C’è un’ottima ragione se storicamente l’uomo si è sempre ubriacato. Non è un caso che, nella brutale competizione fra gruppi culturali da cui emersero le civiltà, siano stati i bevitori, i fumatori e gli sballati a uscirne vincitori. In tutti i modi delineati fin qui, sembra che le sostanze inebrianti – prima fra tutte l’alcol – siano state lo strumento chimico che ci ha permesso di sfuggire ai limiti imposti dalla nostra natura di primati e di dare origine a forme di cooperazione simili a quelle degli insetti sociali. Abbiamo visto che i punti di vista tradizionali sui benefici funzionali del consumo di alcol trovano conferma nella scienza moderna. Esaltando la creatività, riducendo lo stress, favorendo il contatto sociale, incoraggiando la fiducia e i legami interpersonali, forgiando l’identità di gruppo e consolidando i ruoli e le gerarchie sociali, le sostanze inebrianti hanno svolto un ruolo decisivo nel permettere ai cacciatori-raccoglitori di passare alla vita collettiva dei primi insediamenti agricoli, dei villaggi e delle città. Questo processo ha gradualmente ampliato l’ambito della cooperazione umana, fino alla civiltà dei giorni nostri.

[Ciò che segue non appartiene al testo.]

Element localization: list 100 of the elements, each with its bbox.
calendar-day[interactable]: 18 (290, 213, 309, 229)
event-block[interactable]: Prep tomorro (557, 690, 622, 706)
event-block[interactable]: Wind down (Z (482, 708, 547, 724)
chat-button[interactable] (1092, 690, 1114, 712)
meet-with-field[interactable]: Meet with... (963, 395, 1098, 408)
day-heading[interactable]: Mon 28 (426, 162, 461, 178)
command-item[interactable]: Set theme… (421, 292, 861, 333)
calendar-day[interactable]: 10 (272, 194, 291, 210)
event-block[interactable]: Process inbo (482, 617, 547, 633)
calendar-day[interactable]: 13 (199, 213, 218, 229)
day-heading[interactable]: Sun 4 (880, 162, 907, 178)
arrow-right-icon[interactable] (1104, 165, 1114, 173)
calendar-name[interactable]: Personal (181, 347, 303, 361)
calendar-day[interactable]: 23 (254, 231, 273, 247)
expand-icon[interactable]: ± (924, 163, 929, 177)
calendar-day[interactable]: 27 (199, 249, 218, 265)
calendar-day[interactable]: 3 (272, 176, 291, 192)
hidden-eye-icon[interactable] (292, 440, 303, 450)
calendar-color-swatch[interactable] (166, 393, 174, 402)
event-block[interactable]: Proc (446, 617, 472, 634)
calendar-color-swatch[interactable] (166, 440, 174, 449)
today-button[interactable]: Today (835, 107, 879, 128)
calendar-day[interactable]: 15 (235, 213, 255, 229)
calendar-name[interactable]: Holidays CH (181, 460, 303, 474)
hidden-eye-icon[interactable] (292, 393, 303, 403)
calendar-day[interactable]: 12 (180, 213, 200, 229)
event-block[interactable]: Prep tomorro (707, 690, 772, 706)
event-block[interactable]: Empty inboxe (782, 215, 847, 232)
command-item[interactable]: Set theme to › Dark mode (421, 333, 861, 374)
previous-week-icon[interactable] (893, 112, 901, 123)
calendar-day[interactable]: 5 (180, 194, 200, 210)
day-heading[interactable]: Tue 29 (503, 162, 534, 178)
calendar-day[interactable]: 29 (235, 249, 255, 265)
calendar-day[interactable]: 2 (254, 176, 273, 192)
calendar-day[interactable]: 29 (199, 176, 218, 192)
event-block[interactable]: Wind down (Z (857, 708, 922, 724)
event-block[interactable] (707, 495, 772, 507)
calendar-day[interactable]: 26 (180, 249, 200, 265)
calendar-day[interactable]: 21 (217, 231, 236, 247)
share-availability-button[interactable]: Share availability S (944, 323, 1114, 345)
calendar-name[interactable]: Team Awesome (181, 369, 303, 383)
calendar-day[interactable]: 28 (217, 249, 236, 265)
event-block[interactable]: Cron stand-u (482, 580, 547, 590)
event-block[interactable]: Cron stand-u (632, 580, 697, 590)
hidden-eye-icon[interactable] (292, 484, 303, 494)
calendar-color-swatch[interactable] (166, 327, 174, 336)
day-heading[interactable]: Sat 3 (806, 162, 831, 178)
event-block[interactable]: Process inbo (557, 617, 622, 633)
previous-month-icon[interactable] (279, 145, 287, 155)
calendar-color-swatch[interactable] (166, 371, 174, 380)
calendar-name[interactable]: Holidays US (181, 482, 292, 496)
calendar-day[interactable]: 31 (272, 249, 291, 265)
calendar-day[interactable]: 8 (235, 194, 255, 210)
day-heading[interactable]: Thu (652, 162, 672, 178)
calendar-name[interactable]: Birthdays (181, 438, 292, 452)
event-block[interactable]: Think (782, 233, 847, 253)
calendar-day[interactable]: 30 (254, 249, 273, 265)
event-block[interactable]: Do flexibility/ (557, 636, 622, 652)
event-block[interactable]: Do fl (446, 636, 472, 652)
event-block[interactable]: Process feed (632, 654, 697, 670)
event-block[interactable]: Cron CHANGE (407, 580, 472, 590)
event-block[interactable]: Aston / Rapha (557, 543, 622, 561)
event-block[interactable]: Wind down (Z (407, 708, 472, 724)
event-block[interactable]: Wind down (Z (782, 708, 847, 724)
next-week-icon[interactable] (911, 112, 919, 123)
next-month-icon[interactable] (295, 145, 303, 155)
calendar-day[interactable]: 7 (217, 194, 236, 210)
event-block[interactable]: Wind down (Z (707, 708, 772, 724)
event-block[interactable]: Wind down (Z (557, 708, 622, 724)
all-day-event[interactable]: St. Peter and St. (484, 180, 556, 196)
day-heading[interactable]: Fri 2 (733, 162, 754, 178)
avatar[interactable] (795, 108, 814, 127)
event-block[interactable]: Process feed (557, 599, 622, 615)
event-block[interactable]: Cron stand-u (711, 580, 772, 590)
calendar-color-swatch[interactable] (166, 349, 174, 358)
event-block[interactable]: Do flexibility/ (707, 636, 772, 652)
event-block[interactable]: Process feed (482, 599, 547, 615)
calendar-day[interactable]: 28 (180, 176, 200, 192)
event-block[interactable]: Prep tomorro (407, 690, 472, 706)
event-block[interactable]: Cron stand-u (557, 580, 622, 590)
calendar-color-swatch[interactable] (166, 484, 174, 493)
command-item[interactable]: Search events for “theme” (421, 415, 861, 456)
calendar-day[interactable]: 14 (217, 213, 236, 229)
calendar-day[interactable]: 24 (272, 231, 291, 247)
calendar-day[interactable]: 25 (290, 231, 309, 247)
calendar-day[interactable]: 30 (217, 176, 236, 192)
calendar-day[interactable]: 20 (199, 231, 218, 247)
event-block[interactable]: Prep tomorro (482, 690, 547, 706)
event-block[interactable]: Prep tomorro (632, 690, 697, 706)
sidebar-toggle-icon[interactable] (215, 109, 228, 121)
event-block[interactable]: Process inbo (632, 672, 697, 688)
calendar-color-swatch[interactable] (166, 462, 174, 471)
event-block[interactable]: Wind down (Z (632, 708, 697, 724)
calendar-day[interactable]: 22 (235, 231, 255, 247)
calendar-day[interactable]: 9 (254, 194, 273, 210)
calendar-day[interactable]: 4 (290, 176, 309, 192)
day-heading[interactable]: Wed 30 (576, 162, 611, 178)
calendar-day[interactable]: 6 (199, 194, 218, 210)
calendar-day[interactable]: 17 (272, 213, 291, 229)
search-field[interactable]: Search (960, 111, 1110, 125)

Si potrebbe sostenere, in ogni caso, che tutto ciò rivesta un interesse meramente storico. È senza dubbio possibile che ormai le sostanze inebrianti non siano più necessarie come in passato. Per esempio, oggi abbiamo a disposizione altri modi per ridurre lo stress e risollevare l’umore: su questo fronte la televisione, internet o gli antidepressivi possono funzionare altrettanto egregiamente di qualche pinta di birra. E forse sono perfino più efficaci. Grazie ai moderni sistemi bancari e a un solido stato di diritto non abbiamo più così bisogno di una stretta di mano o di fidarci dell’atteggiamento altrui. Oggi le grandi opere pubbliche possono essere finanziate con il denaro dei contribuenti e portate a termine da professionisti qualificati e sobri in cambio di salari e benefit. E forse, in un mondo globalizzato, ormai potremmo lasciarci alle spalle questioni come il monopolio e la tenuta delle élite nazionaliste al potere.
Queste sono tutte osservazioni ragionevoli. Nuove tecnologie, farmaci meno nocivi e più mirati e istituzioni moderne possono offrire molti dei benefici funzionali forniti storicamente dalle sostanze inebrianti, ma senza sgradevoli effetti tossici. Sono dell’idea, però, che non abbiamo ancora superato del tutto il bisogno di estasi chimica. L’alcol e le altre sostanze inebrianti possono e dovrebbero continuare a svolgere un ruolo nel mondo moderno. Anzi, per certi aspetti ne abbiamo bisogno più che mai. È facile dimostrare come le sostanze inebrianti non abbiano affatto esaurito il loro ruolo funzionale, e come ci siano parecchi motivi per cui dovremmo continuare a ubriacarci.